当たり前といえば、当たり前ですが若干気になったのでエラー制御演算子 (@) で警告が出ないようにしました。
// 修正前
$fp = fsockopen($host, $port, $err_num, $err_msg, 1);
// 修正後
$fp = @fsockopen($host, $port, $err_num, $err_msg, 1);
3. ソースファイルのパスが UNIX 環境でうまく区切れていない
HTTPTraceServer.exe は htrace() されたソースファイルをツリー上に表示してくれて非常に便利なのですが、UNIX 環境ではうまく表示されません。例えば以下のようにツリーではなく一行で表示されます。

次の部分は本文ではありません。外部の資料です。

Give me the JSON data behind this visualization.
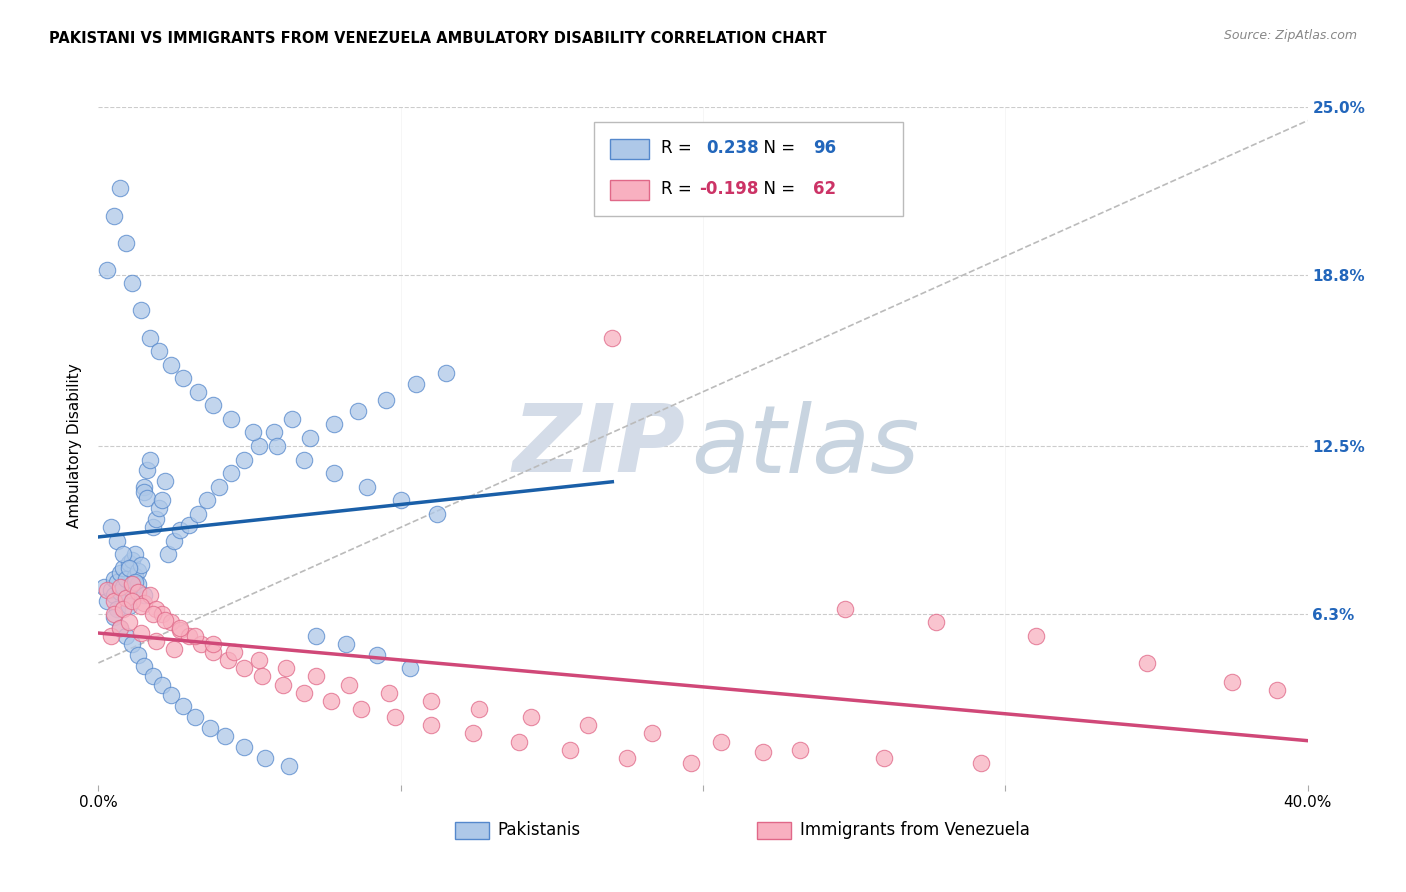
{
  "title": "PAKISTANI VS IMMIGRANTS FROM VENEZUELA AMBULATORY DISABILITY CORRELATION CHART",
  "source": "Source: ZipAtlas.com",
  "ylabel": "Ambulatory Disability",
  "xlabel_pakistanis": "Pakistanis",
  "xlabel_venezuela": "Immigrants from Venezuela",
  "xlim": [
    0.0,
    0.4
  ],
  "ylim": [
    0.0,
    0.25
  ],
  "ytick_labels_right": [
    "25.0%",
    "18.8%",
    "12.5%",
    "6.3%"
  ],
  "ytick_vals_right": [
    0.25,
    0.188,
    0.125,
    0.063
  ],
  "pakistanis_R": 0.238,
  "pakistanis_N": 96,
  "venezuela_R": -0.198,
  "venezuela_N": 62,
  "blue_fill": "#aec8e8",
  "blue_edge": "#5588cc",
  "pink_fill": "#f8b0c0",
  "pink_edge": "#e06888",
  "blue_line_color": "#1a5fa8",
  "pink_line_color": "#d04878",
  "dashed_line_color": "#bbbbbb",
  "background_color": "#ffffff",
  "grid_color": "#cccccc",
  "blue_scatter_x": [
    0.002,
    0.003,
    0.004,
    0.005,
    0.005,
    0.006,
    0.006,
    0.007,
    0.007,
    0.008,
    0.008,
    0.009,
    0.009,
    0.01,
    0.01,
    0.011,
    0.011,
    0.012,
    0.012,
    0.013,
    0.013,
    0.014,
    0.015,
    0.015,
    0.016,
    0.016,
    0.017,
    0.018,
    0.019,
    0.02,
    0.021,
    0.022,
    0.023,
    0.025,
    0.027,
    0.03,
    0.033,
    0.036,
    0.04,
    0.044,
    0.048,
    0.053,
    0.058,
    0.064,
    0.07,
    0.078,
    0.086,
    0.095,
    0.105,
    0.115,
    0.005,
    0.007,
    0.009,
    0.011,
    0.013,
    0.015,
    0.018,
    0.021,
    0.024,
    0.028,
    0.032,
    0.037,
    0.042,
    0.048,
    0.055,
    0.063,
    0.072,
    0.082,
    0.092,
    0.103,
    0.003,
    0.005,
    0.007,
    0.009,
    0.011,
    0.014,
    0.017,
    0.02,
    0.024,
    0.028,
    0.033,
    0.038,
    0.044,
    0.051,
    0.059,
    0.068,
    0.078,
    0.089,
    0.1,
    0.112,
    0.004,
    0.006,
    0.008,
    0.01,
    0.012,
    0.015
  ],
  "blue_scatter_y": [
    0.073,
    0.068,
    0.072,
    0.07,
    0.076,
    0.065,
    0.075,
    0.071,
    0.078,
    0.073,
    0.08,
    0.069,
    0.076,
    0.082,
    0.066,
    0.083,
    0.072,
    0.077,
    0.085,
    0.079,
    0.074,
    0.081,
    0.11,
    0.108,
    0.116,
    0.106,
    0.12,
    0.095,
    0.098,
    0.102,
    0.105,
    0.112,
    0.085,
    0.09,
    0.094,
    0.096,
    0.1,
    0.105,
    0.11,
    0.115,
    0.12,
    0.125,
    0.13,
    0.135,
    0.128,
    0.133,
    0.138,
    0.142,
    0.148,
    0.152,
    0.062,
    0.058,
    0.055,
    0.052,
    0.048,
    0.044,
    0.04,
    0.037,
    0.033,
    0.029,
    0.025,
    0.021,
    0.018,
    0.014,
    0.01,
    0.007,
    0.055,
    0.052,
    0.048,
    0.043,
    0.19,
    0.21,
    0.22,
    0.2,
    0.185,
    0.175,
    0.165,
    0.16,
    0.155,
    0.15,
    0.145,
    0.14,
    0.135,
    0.13,
    0.125,
    0.12,
    0.115,
    0.11,
    0.105,
    0.1,
    0.095,
    0.09,
    0.085,
    0.08,
    0.075,
    0.07
  ],
  "pink_scatter_x": [
    0.003,
    0.005,
    0.007,
    0.009,
    0.011,
    0.013,
    0.015,
    0.017,
    0.019,
    0.021,
    0.024,
    0.027,
    0.03,
    0.034,
    0.038,
    0.043,
    0.048,
    0.054,
    0.061,
    0.068,
    0.077,
    0.087,
    0.098,
    0.11,
    0.124,
    0.139,
    0.156,
    0.175,
    0.196,
    0.22,
    0.247,
    0.277,
    0.31,
    0.347,
    0.375,
    0.39,
    0.005,
    0.008,
    0.011,
    0.014,
    0.018,
    0.022,
    0.027,
    0.032,
    0.038,
    0.045,
    0.053,
    0.062,
    0.072,
    0.083,
    0.096,
    0.11,
    0.126,
    0.143,
    0.162,
    0.183,
    0.206,
    0.232,
    0.26,
    0.292,
    0.004,
    0.007,
    0.01,
    0.014,
    0.019,
    0.025,
    0.17
  ],
  "pink_scatter_y": [
    0.072,
    0.068,
    0.073,
    0.069,
    0.074,
    0.071,
    0.067,
    0.07,
    0.065,
    0.063,
    0.06,
    0.057,
    0.055,
    0.052,
    0.049,
    0.046,
    0.043,
    0.04,
    0.037,
    0.034,
    0.031,
    0.028,
    0.025,
    0.022,
    0.019,
    0.016,
    0.013,
    0.01,
    0.008,
    0.012,
    0.065,
    0.06,
    0.055,
    0.045,
    0.038,
    0.035,
    0.063,
    0.065,
    0.068,
    0.066,
    0.063,
    0.061,
    0.058,
    0.055,
    0.052,
    0.049,
    0.046,
    0.043,
    0.04,
    0.037,
    0.034,
    0.031,
    0.028,
    0.025,
    0.022,
    0.019,
    0.016,
    0.013,
    0.01,
    0.008,
    0.055,
    0.058,
    0.06,
    0.056,
    0.053,
    0.05,
    0.165
  ]
}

%2Fhome%2Fhttpd%2Fpocari%2FHTTPTrace-0.1.0%2Fsample.php
Windows 環境を想定しているのかパスの分解が \ (バックスラッシュ) になっていたので、DIRECTORY_SEPARATOR (PHP4 >= 4.0.7, PHP 5) を使って、これを修正しました。
// 修正前
$exp = explode('\\', $debug['file']);
// 修正後
$exp = explode(DIRECTORY_SEPARATOR, $debug['file']);
これで無事にソースがツリー上に表示されるようになりました。
4. 何かしらの定数で htrace() を実行しないようにしたい
具体的には USE_HTRACE という定数を実装して、これが false の場合は htrace() が無効になるようにしました。
// 修正前
function htrace($vars, $stop=false)
{
$trace = debug_backtrace();
$debug = array_shift($trace);
$exp = explode('\\', $debug['file']);
$key = '';
foreach ($exp as $num=>$dt) {
$key .= rawurlencode($dt).'/';
}
$key .= sprintf("%05d", $debug['line']);
$inc = new HTTPTraceClient();
$inc->ModeGlobal();
$inc->SendValue($key, $vars, $stop);
}
function htrace_set($ip='localhost', $port=6006)
{
$inc = new HTTPTraceClient();
$inc->ModeGlobal(array('ip'=>$ip, 'port'=>$port));
}
// 修正後
if (!defined('USE_HTRACE')) {
define('USE_HTRACE', true);
}
if (USE_HTRACE) {
function htrace($vars, $stop=false)
{
$trace = debug_backtrace();
$debug = array_shift($trace);
$exp = explode(DIRECTORY_SEPARATOR, $debug['file']);
$key = '';
foreach ($exp as $num=>$dt) {
$key .= rawurlencode($dt).'/';
}
$key .= sprintf("%05d", $debug['line']);
$inc = new HTTPTraceClient();
$inc->ModeGlobal();
$inc->SendValue($key, $vars, $stop);
}
function htrace_set($ip='localhost', $port=6006)
{
$inc = new HTTPTraceClient();
$inc->ModeGlobal(array('ip'=>$ip, 'port'=>$port));
}
} else {
function htrace() {}
function htrace_set() {}
}
これを利用することで、htrace.php を require/include する前に USE_HTRACE を false に設定すれば htrace() は何もしなくなって便利です。
// htrace を無効にする
define('USE_HTRACE', false);
require_once 'htrace.php';
htrace_set('192.168.1.100', 6006);
// なにもしない
htrace($_SERVER);
以上のパッチを以下においておきます。
- HTTPTrace-0.1.0.diff
http://pocari.org/tools/HTTPTrace/HTTPTrace-0.1.0.diff
このような PHP のデバッグツールは大変ありがたいです。使いどころによっては大変威力を発揮するツールだと思います。
- 追記 (2007-08-31)
上記パッチを適用していただきました。ありがとうございます。